Woce
Goenawan Mohamad

A round November 10 I always recall Woce. Full name: Robert Walter Monginsidi. Dutch forces executed him by a firing squad in Pacinang, Makassar, on September 5, 1949.
I wrote about him a few years back:
Someone noted that a few minutes before he was executed, Monginsidi, the guerrilla leader feared by the occupying Dutch army, forgave the firing squad charged with killing him. Perhaps he quoted Luke who recorded Jesus’ words at His crucifixion. But perhaps too, he—who did not want to ask for clemency from the colonial government—had been long resigned to what came with the times.
In a letter to a young woman living in Jakarta which he wrote just four days before his execution, Monginsidi described in moving poetic words, the young men of his time who “like flowers about to bloom were struck down by rough winds.”
He was speaking about his generation, of course. Robert Wolter Monginsidi was only 24. One of his former teachers, Sugardo, wrote an account of young Wolter (‘Si Woce’) in Mimbar Indonesia magazine on September 17, 1949, and there we learn that the last school he attended was the Sekolah Pertama Nasional at Jalan Goa 56. He left school in July 1946 and disappeared. People knew, and whispered, that he had become a guerrilla leader in the area of Polombangkeng, which the revolutionaries had selected as the center of their fight against the Dutch occupation in South Sulawesi.

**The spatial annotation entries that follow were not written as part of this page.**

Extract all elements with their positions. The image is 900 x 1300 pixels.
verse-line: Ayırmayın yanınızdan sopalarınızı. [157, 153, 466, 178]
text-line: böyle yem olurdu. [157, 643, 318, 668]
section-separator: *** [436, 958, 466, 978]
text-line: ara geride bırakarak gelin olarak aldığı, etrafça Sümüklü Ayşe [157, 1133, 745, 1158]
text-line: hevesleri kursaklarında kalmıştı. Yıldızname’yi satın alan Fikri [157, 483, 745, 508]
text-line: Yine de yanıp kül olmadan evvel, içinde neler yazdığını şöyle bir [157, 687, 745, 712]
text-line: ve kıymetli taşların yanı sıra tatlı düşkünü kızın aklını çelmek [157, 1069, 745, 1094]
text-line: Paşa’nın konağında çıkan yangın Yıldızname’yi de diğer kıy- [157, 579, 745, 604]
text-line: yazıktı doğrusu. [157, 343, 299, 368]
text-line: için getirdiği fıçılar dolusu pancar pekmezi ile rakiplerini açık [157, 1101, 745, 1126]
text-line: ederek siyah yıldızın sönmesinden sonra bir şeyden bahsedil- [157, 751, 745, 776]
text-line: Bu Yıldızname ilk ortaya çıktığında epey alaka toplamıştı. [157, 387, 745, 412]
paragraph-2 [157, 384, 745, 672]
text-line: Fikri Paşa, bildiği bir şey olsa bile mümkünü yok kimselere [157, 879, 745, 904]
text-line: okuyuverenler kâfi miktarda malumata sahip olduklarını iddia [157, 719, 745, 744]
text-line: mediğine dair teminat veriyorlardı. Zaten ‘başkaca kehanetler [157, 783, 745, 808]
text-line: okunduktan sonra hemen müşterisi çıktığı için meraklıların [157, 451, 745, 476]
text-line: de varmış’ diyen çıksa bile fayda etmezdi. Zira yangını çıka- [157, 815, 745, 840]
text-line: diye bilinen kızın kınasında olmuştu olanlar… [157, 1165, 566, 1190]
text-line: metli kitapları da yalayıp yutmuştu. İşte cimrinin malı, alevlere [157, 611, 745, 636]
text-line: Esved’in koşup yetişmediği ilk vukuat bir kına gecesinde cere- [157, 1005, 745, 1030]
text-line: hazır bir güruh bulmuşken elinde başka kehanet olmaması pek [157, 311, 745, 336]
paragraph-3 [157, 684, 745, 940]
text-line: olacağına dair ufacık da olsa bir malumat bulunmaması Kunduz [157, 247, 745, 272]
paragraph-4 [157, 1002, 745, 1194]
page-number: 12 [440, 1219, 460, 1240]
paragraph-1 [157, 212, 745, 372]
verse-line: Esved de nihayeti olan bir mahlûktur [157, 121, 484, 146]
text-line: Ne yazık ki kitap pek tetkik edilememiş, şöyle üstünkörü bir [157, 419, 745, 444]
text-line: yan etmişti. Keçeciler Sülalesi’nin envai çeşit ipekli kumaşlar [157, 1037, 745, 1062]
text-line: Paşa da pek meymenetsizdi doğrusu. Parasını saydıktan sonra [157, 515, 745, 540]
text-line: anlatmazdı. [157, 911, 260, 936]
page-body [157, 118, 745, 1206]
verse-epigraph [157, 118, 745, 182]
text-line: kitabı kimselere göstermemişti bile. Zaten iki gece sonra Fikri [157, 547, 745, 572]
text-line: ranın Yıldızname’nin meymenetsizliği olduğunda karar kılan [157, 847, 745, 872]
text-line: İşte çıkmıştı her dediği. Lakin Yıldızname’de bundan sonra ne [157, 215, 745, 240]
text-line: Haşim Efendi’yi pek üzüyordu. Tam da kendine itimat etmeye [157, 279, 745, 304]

He was wounded. He was captured. He escaped. When he was recaptured, the Raad van Justitie sentenced him to death. Just four months before the Dutch Kingdom finally acknowledged Indonesian independence…
But Woce died just once. No one would ever call him a coward. “A coward dies a thousand times before his death, but the valiant taste of death but once,” Julius Caesar says in Shakespeare’s play, when he refuses to avoid his murder.

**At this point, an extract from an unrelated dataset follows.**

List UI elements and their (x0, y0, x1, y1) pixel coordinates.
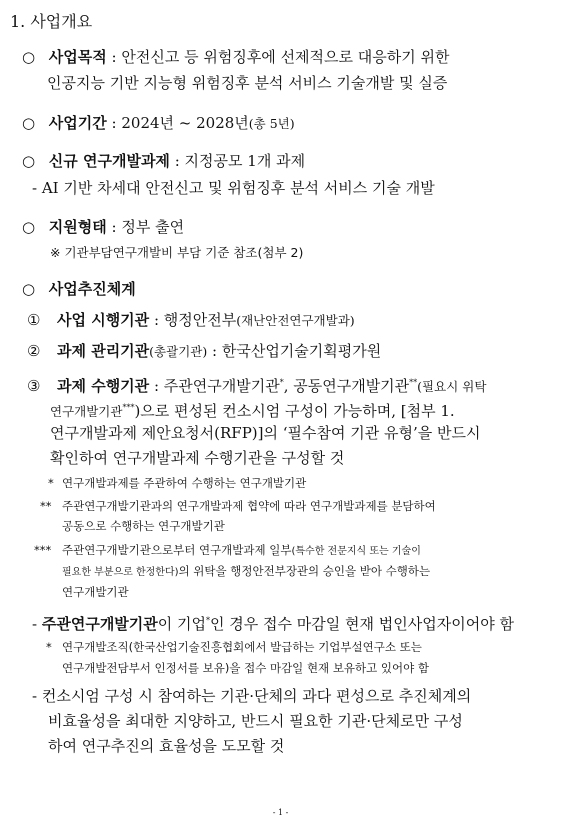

The young man who was executed at Pacinang was not Caesar, of course. Woce, as Subagio Sastrowardojo depicted in his poem Monginsidi was a young man who “was raised with legends at his mother’s breast,” a child “afraid of moving shadows in the dark of night.”
He was an ordinary man. But he found himself on the borderline, “a flower about to bloom…struck down by rough winds.”
On that border, in that tragic situation, the heavy wind actually lifted him up to heroic action. Woce defeated death. That is what differentiates heroism from mere courage. In the ancient Greek epic, the Illiad, Hector is in that position. He is moving, inspiring; he dies defending his city of Troy after facing single-handed the famous hero who cannot die, Achilles. Hector surpasses the limits of his humanity, whereas Achilles surpasses nothing at all. He merely becomes the avenger without self control, dragging the bloody corpse of the prince of Troy behind his chariot as he drives around the walls of Troy—defiling someone who can no longer fight back.
Hector (as too young Monginsidi) was above that. He created an ‘immanent immortality’, to use Alain Badiou’s phrase when analyzing the figure of the Soldier, the metaphor of heroism. Hector did not base the reason for his stand on divine blessings and promises. The actor of what can later be called ‘heroic’ acts is aware that their self is limited. But they defeat fear and death to win something without limit, something universal: the right to life of every person who is not them—the right for all.
Our era forgets this. Today’s figures are people who dare to kill and be killed, in brutal or spectacular ways, because they believe they will enter heaven—a project of their own enjoyment.
Standing beside them, but different, are the calculators. They choose the safe route: every act—eating, drinking, dressing, having sex, working, worshiping—is based on calculations of profit and loss. When they ‘give’ they are actually ‘asking’. They speak about ‘God’s reward’ as though speaking of ‘capital’. Matters of ‘truth’, ‘freedom’, ‘justice’ and ‘beauty’, not to mention ideals, fervor and imagination about them—are absent from their lives.
And this is our loss. Badiou sees that our times need ‘the figure of the Soldier’. The Soldier, Badiou says, is the heroic metaphor of democratic times, not the ‘warrior’ in aristocratic heroism. But I think Badiou misses the point here, when with the Soldier we actually meet the figure entirely military, the machine not motivated by the spirit of truth and justice.
Maybe what we need is the figure in Soedjojono’s painting, Sekko, the guerrilla fighter who stands amongst the rubble, his rifle longer than his body, with the feet of a farmer used to the earth, under a menacing sky, in the dark with just a sliver of light. He is someone on the border between ‘to be or not to be’. Not for his own sake. He is like Monginsidi.